One of the casualties of News Corp’s COVID-19 response, the Echo newspaper farewelled the Victorian Surf Coast community with a front-page tribute to staff. Photo: Facebook

So severe is the revenue impact that the federal government has announced $100 million of direct financial stimulus and grants to help save regional media from insolvency.

It seems unlikely that many of these print mastheads will return after the COVID-19 lockdown.

And last week former News Corp CEO Kim Williams told an Australia Institute “media in crisis” webinar that while regional print was effectively over, all Australia’s metropolitan masthead newspapers also were now “terminal” within a matter of years.

While their names may live online with digital subscription revenues increasing, metro newspaper circulations were still rapidly declining caused by the loss of advertising revenues and consequential depleted coverage.

The ACCC’s digital platforms inquiry found that while total advertising expenditure in Australia has risen with population growth to $16 billion annually by 2018, radio, TV, outdoor and cinema and print ad revenues have fallen consistently since 2007.

By 2018 Google, Facebook, and online classified sites had taken half –$8 billion.

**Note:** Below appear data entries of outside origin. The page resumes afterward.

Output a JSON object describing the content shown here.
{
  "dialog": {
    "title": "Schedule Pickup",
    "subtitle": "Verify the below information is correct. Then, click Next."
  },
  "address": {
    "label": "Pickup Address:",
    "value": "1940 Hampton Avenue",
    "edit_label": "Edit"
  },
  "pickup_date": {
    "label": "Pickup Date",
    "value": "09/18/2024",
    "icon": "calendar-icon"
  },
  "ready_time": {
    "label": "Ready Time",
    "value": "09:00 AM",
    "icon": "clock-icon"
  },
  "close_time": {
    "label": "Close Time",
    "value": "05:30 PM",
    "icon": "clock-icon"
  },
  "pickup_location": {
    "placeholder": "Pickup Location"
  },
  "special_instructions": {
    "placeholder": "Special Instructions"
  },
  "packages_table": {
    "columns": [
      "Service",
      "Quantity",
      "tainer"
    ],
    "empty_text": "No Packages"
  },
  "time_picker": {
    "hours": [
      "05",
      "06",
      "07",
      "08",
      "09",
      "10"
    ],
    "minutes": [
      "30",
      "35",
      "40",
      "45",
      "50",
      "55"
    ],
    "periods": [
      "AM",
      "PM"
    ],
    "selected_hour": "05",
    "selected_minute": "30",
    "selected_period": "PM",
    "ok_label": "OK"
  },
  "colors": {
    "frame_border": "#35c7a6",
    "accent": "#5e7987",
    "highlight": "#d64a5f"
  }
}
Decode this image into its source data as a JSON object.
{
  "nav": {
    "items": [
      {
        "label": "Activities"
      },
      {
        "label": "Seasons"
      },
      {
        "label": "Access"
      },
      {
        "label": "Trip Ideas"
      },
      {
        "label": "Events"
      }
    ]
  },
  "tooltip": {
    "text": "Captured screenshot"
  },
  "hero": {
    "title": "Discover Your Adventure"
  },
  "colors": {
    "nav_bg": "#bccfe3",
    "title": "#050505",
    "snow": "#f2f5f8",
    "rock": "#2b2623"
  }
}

Although the ACCC has coercive powers to break through commercial-in-confidence secrecy, it has not posted any conclusive findings on the revenues calculated to be generated specifically by news content searchable on Google and Facebook.

Source: Digital Platforms inquiry final report

  • Read the Digital Platforms inquiry final report here

The digital revolution in Australia has produced free online-only startups like Guardian AustraliaThe New Daily and The Conversation, which should all benefit financially from any revenue sharing.

These free news and current affairs sites acknowledge they all benefit from user traffic directed to them via Google search, Facebook, Twitter and social media generally.

They are happy that their content is freely accessible, as is the content from the public broadcasters, the ABC and SBS.

There is concern that if the ABC and SBS earn income from any new level playing field revenue sharing regime a hostile federal government will simply discount their taxpayer appropriations by the requisite quantum each year.

This is likely to be a contentious point as both public broadcasters complain of funding starvation.